Corrine Pruzanski, GC at Toronto-based Canadian Apartment Properties REIT for 12 years, participated in the third cohort.

“I’ve been taking time off to do an analysis of my own strengths and professional development and heard people raving about GCU,” she said. “My experience was with a Canadian public company, but GCU was an environment where people talk openly and can dissect their competencies with diverse lawyers on similar paths, including individuals working at NFPs and subsidiaries of international companies.”

Pruzanski speaks highly of the substantive aspect of GCU, which she said was “valuable for every career.” But the sense of community that developed also made a powerful impression.

“Women executives are few in number, so the role of female GC can be a bit of a lonely job,” she said. “What GCU did was give me the sense that I wasn’t alone anymore and that I now had a network of people to ask for help.
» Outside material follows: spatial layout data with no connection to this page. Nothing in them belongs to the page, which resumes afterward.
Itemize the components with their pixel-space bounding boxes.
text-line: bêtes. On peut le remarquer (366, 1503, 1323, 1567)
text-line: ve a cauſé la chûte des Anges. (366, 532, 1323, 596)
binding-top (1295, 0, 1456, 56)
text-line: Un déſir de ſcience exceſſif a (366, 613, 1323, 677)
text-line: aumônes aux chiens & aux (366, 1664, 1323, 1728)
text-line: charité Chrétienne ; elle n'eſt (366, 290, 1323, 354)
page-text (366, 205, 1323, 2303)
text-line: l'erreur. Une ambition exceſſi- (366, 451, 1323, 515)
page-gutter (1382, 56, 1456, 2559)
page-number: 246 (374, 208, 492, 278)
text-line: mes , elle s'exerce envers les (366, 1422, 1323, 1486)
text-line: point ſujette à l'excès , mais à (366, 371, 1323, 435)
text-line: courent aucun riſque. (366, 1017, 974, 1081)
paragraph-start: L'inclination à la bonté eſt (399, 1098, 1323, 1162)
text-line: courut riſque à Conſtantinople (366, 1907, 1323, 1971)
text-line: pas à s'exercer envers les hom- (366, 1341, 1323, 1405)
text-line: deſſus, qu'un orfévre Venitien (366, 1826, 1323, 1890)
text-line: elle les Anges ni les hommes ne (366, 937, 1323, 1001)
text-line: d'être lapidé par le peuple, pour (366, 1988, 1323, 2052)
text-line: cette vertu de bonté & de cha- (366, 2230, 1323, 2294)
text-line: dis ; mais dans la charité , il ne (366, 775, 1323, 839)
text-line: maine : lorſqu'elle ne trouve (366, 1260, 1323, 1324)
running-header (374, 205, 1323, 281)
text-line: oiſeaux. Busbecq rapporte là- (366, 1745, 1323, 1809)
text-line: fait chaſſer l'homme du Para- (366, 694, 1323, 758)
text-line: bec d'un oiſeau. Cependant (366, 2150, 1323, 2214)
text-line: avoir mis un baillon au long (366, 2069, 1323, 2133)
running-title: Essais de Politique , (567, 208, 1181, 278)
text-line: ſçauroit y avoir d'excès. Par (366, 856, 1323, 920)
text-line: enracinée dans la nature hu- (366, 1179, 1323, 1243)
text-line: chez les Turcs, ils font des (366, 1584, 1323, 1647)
It’s a niche that no one else has addressed.”

Toronto-based Hina Latif, vice-president, GC and secretary of Mercedes-Benz Canada Financial Services and Mercedes-Benz Canada, and was in the second cohort, had a similar experience.

“We developed a close network with whom we could discuss the challenges we were facing with colleagues at the same level,” she said. “Overall, interacting with the group increased my confidence and turned out to be an affirmation that I was doing something right.”